La question se pose depuis les premières formes d’expression de la colère des automobilistes. En effet, l’une des figures de la contestation sur Internet est Fabien Buhler, auteur de plusieurs vidéos sur le sujet, la première le 23 octobre. Membre du parti Debout la France de Nicolas Dupont-Aignan, il se décrit lui-même comme un "de ceux qui portent la parole de Patriosphère". Considéré comme une des personnes à l’origine du mouvement, Franck Buhler a, en réalité, pris le train en marche. Toutefois, ses vidéos ayant été vues plusieurs millions de fois, il a joué le rôle de caisse de résonance pour les "gilets jaunes".

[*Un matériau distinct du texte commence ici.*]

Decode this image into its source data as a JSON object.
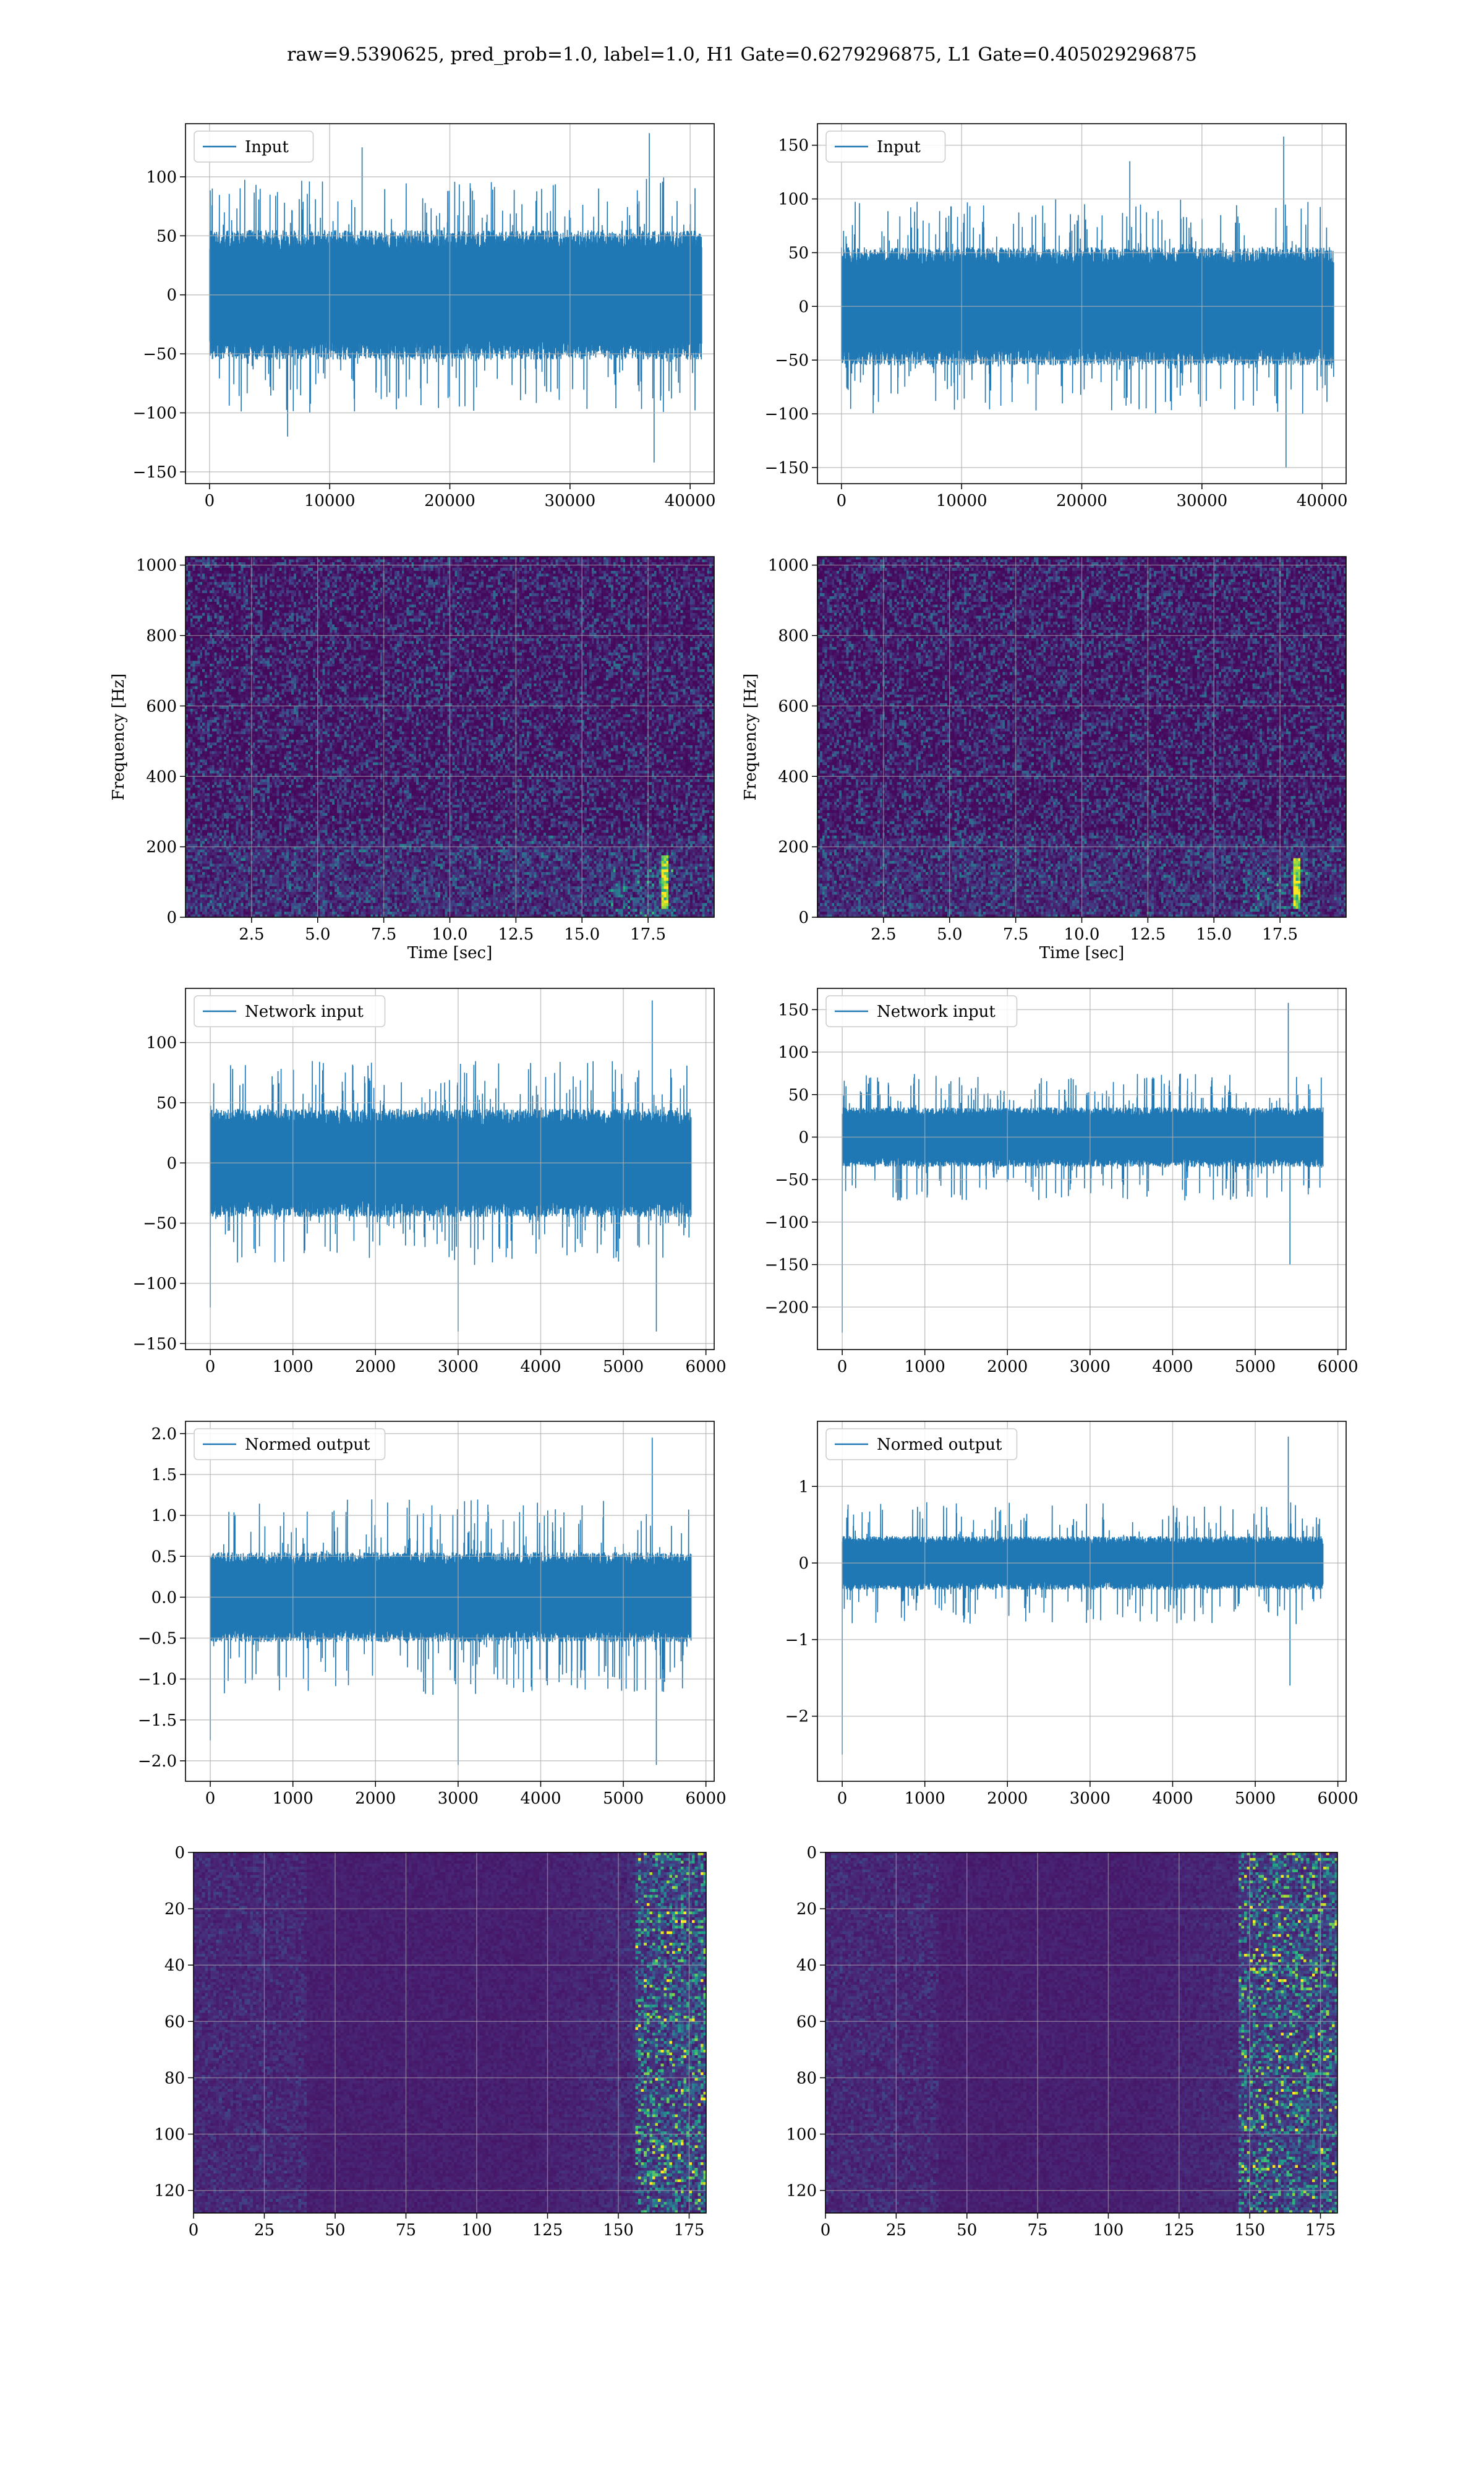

Griveaux dénonce une "instrumentalisation". S’il n’est pas ouvertement politique, l’appel du 17 novembre a toutefois reçu le soutien de plusieurs personnalités, à commencer par Nicolas Dupont-Aignan et Marine Le Pen. "L'ensemble de nos élus et délégués départementaux, de nos fédérations, rejoindront la contestation qui est en train d'émerger", a annoncé fin octobre Marine Le Pen, sur Europe 1. En revanche, Les Républicains et le Parti socialiste ont pris leurs distances avec cette journée d’actions. Par la voix de son porte-parole Benjamin Griveaux, le gouvernement a, lui, dénoncé "l’instrumentalisation" de la manifestation du 17 par l’extrême droite.
La position de La France insoumise est plus floue. En meeting à Lille le 30 octobre, Jean-Luc Mélenchon avait qualifié la colère des automobilistes de "juste et digne" mais s’inquiétait de la présence de "fachos" au sein du mouvement. Sur Facebook, François Ruffin a expliqué "comprendre" le "sentiment d’injustice fiscale" mais a rappelé le besoin de sortir des énergies fossiles. Clémentine Autain, pour sa part, refuse de se joindre aux cortèges pour ne pas "défiler avec Marine Le Pen".